The third try was not a charm for the Maroons, ending their season Saturday with a 25-21, 25-14 loss to the Blue Devils at Wharton Field House.

Quincy (34-3), which moved to Tuesday's Normal Sectional semifinals, had 12 kills in the match. However, Moline (31-4) helped the Blue Devils with 12 attack errors, and seven serving faults.

"We've been working on our strengths and their weaknesses," said Quincy senior setter Hannah Kvitle, who is St. Louis University-bound.

"If you focus on a team's weaknesses, you're going to take them out of their game, and that's what we did. We knew them inside and out."

After a tight first game, Quincy registered five stuff blocks as a team and one kill error in Game 2, leading by a comfortable margin the rest of the way.

With nobody on Moline getting into true rhythm - Samantha Fournier led with seven kills, but also four errors - coach Tim Albrecht turned to junior Brittany Bush, who never had played volleyball until this past summer.
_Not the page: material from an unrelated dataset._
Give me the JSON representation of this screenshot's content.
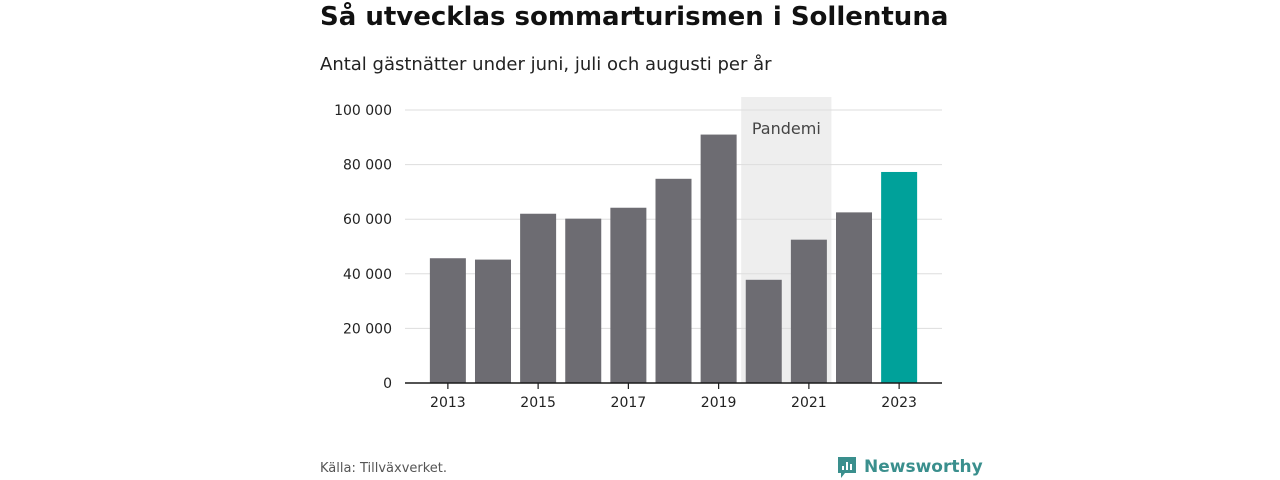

Bush obliged with an instant impact during Game 2, recording two kills and two block assists - igniting the Moline bench and crowd.

"She didn't even know how many hits there were on a side four months ago," Albrecht said. "For her to start where she did and come this far is satisfying."

Added junior middle hitter Marquisha Harris: "She's so big. I wish we could have had her last year so she would have been playing this year. Next year, she'll start."

But while Bush provided a nice spark plug, the Maroons needed a whole generator to combat the 6-footer-laden Blue Devils. Moline won the first game in this year's series - 25-23 on Oct. 15 at Wharton, when Harris rocketed a kill off Kvitle's shoulder on game point -- but Quincy was airtight after that, deflating its rival in six straight games.

"It seems like jitters and nerves got the best of us at some points," Harris said. "I think there were times that we tried too hard as a team, and it backfired."